C’est après ce deuxième été que tu as choisi de faire de ce loisir ton métier ?

Pas exactement. Quand j’ai obtenu mon diplôme d’ingénieur en 2012, j’ai reçu une bourse Fulbright pour aller à Taiwan pendant un an, et là encore, j’ai réalisé un projet photo qui traitait de la communauté autochtone taïwanaise. Ce projet fut exposé au Musée National de Taipei, ainsi que dans d’autres villes du pays. Là je me suis dit : “il y a quelque chose qui se passe ici !”. 

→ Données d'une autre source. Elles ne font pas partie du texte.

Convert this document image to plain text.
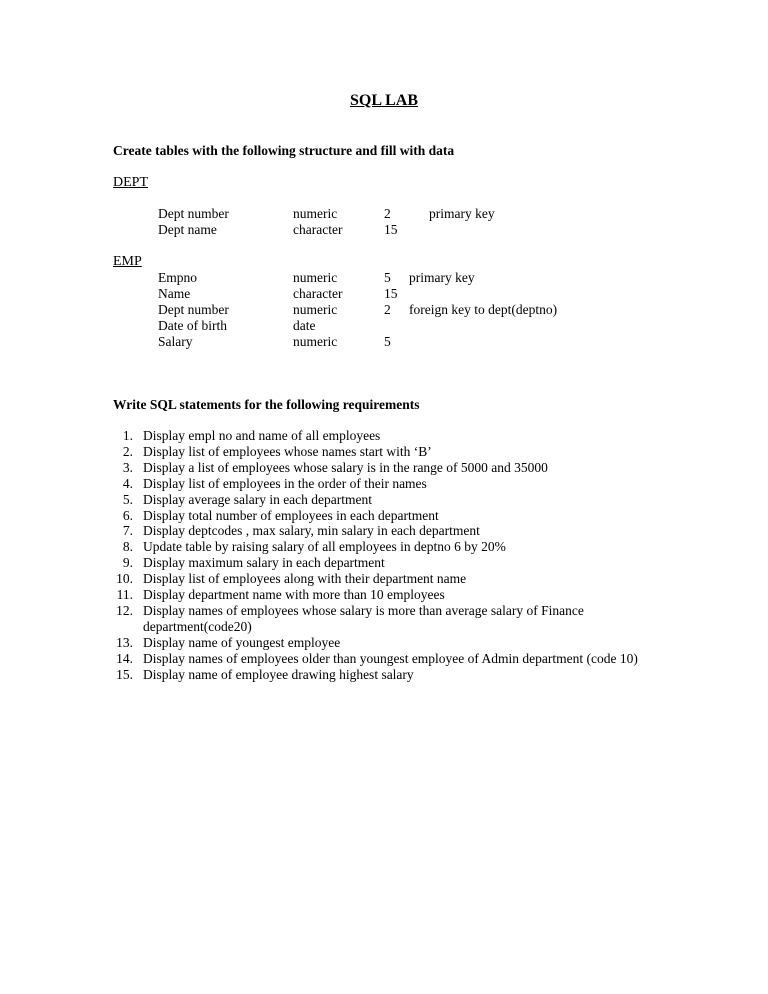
SQL LAB
Create tables with the following structure and fill with data
DEPT
Dept number	numeric	2	primary key
Dept name	character	15
EMP
Empno	numeric	5 primary key
Name	character	15
Dept number	numeric	2 foreign key to dept(deptno)
Date of birth	date
Salary	numeric	5
Write SQL statements for the following requirements
1. Display empl no and name of all employees
2. Display list of employees whose names start with ‘B’
3. Display a list of employees whose salary is in the range of 5000 and 35000
4. Display list of employees in the order of their names
5. Display average salary in each department
6. Display total number of employees in each department
7. Display deptcodes , max salary, min salary in each department
8. Update table by raising salary of all employees in deptno 6 by 20%
9. Display maximum salary in each department
10. Display list of employees along with their department name
11. Display department name with more than 10 employees
12. Display names of employees whose salary is more than average salary of Finance department(code20)
13. Display name of youngest employee
14. Display names of employees older than youngest employee of Admin department (code 10)
15. Display name of employee drawing highest salary
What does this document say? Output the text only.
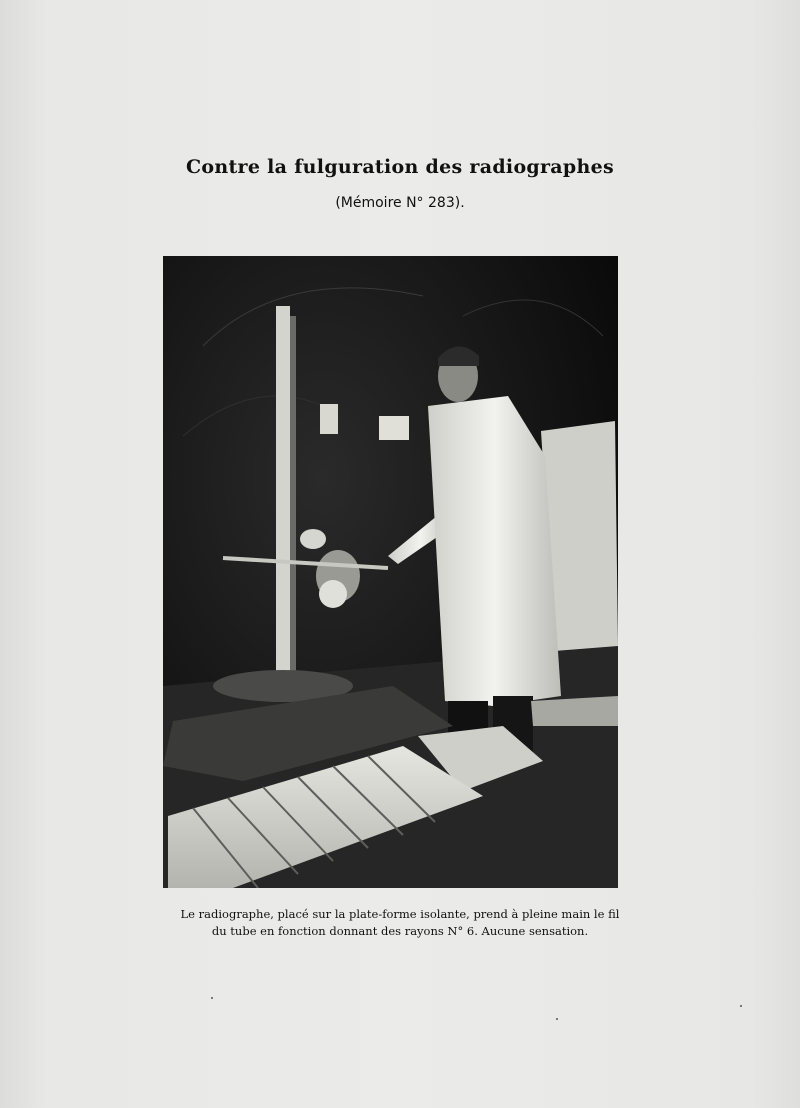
Contre la fulguration des radiographes
(Mémoire N° 283).
Le radiographe, placé sur la plate-forme isolante, prend à pleine main le fil
du tube en fonction donnant des rayons N° 6. Aucune sensation.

Tes expositions sont presque exclusivement au sujet de questions identitaires. D’où te vient cette passion pour ces sujets ?

Il y avait une exposition de Zanele Muholi en automne 2013 à Pittburgh qui m’a bluffé. Elle s’intitulait “Fa-ces and Faces” et elle présentait de la communauté lesbienne noire en Afrique du Sud. Étant moi-même queer et d’origine africaine (Nigéria), cela m’a inspiré pour faire des documentaires photos sur les queers africain.e.s dans la diaspora.

Peux-tu nous parler du projet que tu vas exposer ici à Middlebury, Limit(less) ?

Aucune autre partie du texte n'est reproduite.